America's Schools Bleach Out Minorities and Fail to Teach Multiculturalism

Impact

Pop Quiz:

1) How were Native Americans affected by European settlers?

When the National Assessment of Educational Progress asked these U.S. History and Civics questions of fourth, eighth, and 12th grade students, less than one-fifth could give a grade-level answer. Recent reports have well documented the crisis occurring in American schools. In fourth and eighth grade, a little over a third of students perform at grade level in reading and mathematics. In science, the field that drives discovery and technology, only a third of American students perform at grade level. These deficits are sobering, but schools are failing our children in another way, a substantive way. Emphases on multiculturalism have disappeared.

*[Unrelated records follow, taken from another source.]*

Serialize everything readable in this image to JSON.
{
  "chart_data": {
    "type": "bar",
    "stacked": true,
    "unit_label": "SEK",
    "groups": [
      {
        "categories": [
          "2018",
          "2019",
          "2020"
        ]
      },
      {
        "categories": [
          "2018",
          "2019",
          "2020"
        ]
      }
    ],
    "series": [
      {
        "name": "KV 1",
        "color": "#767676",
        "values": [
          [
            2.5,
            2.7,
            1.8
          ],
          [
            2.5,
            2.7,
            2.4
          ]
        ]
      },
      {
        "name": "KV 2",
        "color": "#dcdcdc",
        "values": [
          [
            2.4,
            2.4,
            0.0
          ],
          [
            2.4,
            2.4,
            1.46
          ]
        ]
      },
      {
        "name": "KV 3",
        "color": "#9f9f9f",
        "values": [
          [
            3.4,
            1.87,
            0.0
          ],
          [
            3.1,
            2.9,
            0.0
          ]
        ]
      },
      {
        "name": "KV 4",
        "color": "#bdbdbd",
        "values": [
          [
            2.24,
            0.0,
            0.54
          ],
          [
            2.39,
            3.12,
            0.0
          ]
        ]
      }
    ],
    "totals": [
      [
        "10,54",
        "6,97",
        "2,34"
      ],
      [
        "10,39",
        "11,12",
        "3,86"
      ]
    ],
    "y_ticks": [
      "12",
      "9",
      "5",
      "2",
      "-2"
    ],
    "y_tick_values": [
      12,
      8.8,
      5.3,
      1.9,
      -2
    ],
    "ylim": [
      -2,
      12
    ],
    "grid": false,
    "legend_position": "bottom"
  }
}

We live in a diverse, pluralistic, and global society. Social shifts and technological advances have whittled the distance between cultures to next-door margins. Multicultural approaches recognize and appreciate the differences borne of socio-economic class, gender, and race and ethnicity. While capitalizing upon traditional economic stimuli like information and technology, businesses and advancing societies have taken creative measures that incorporate multicultural approaches. This is innovation economics, and diversity is capital and key. Modern social and economic systems demand the innovations engendered by diversity, which can only occur through deliberate capitalization upon the differences that multiculturalism brings.

From innovation economics, American education can learn. 

The U.S. has one of the world’s most multicultural populations. The 2010 Census recognized 38 racial groups, sociologists identify as many as six distinct socio-economic classes, and sexual identity and gender roles continually redefine. This cultural diversity requires incorporation into the national identity though civic participation, social inclusion, and institutional recognition. American education, then, must recognize the responsive value in addressing the cultural histories and realities represented by students across the nation. While strengthening and improving students’ performance in core subjects, classroom pedagogies must take a multicultural approach.

Schools have a role in promoting a national culture and identity that reflect the history and foundations of American society. However, it will be no boon to education if pedagogies erase multicultural realities in favor of partisan accounts. Curiosity and engagement do not thrive on a single story. To participate in a diverse America and a multicultural world, children must learn the alternate narratives, different perspectives, and new ideas wrought by the nation’s cultural diversity.

In recent years however, many classrooms have seen the opposite. Though all core subjects are soils in which to plant multiculturalism’s seeds, curricula have bleached out people of color and muffled the voices of marginalized groups. Not only are American students performing poorly in core subjects, they are doing so without introduction to the cultural truths of our present and past.

In 1954, Brown v. Board of Ed. sounded the death knell for de jure school segregation and the starting gun for the second chapter of the Civil Rights Movement. Brown marked a period of self-reckoning and ideological innovation that had effects both domestic and international. After World War II, racial segregation plagued U.S. foreign policy. We were a country of contradiction: While waving democracy’s flag with one hand, the other pummeled the rights of Blacks whose screams echoed in international headlines. Brown gave the American democratic ideology teeth. We became a nation of possibility.

A decade later, the Civil Rights Movement, second-wave feminism, and reactions to the Stonewall riots changed national discourses; multicultural cognizances begat socio-political innovation and activism. With the Equal Pay Act of 1963, and the Civil Rights Acts of 1964 and 1968lawmakers recognized discrimination’s realities with remedial laws. By the 1970s, spurred by these movements and immigration, schools had begun to implement curricula conscious of innovation economics. Pedagogy retreated from the assimilation rhetoric of the earlier 20th century and began incorporating Americans’ multicultural histories.

Fast-forward to 2012. A country that once took audacious steps toward recognition and inclusion retreats. In 2010, Arizona passed HB 2281. The bill purports to prevent ethnic bias in public schools; in practice, it forbids schools from teaching America’s ethnic and racial truths. Several Tennessee groups have demanded that school textbooks not portray minority experiences that besmirch the contributions of the Founding Fathers or Americans in leadership positions.  Texas, which supplies textbooks to over 4.7 million schoolchildren, recently adopted standards that whitewash multicultural histories. Among other grievous changes, these new standards reduce the role of Latinos in American history, eliminate discussions of sex and gender constructs, and describe the Civil Rights Movement as creating "unrealistic expectations of equal outcomes" among minorities. Multiculturalism has been reduced to holidays and days off.

A proper education demands multicultural cognizance. Without the principles of innovation economics and multicultural education, American children will be less able to participate in our diverse, democratic republic and in global society. Our schools have the potential to remedy this, but without purposeful action, potential is an abstraction — as are the possibilities borne of innovation. To progress, we must embrace our cultural diversity — we must take the possibilities of what we could be and transform them into what we are.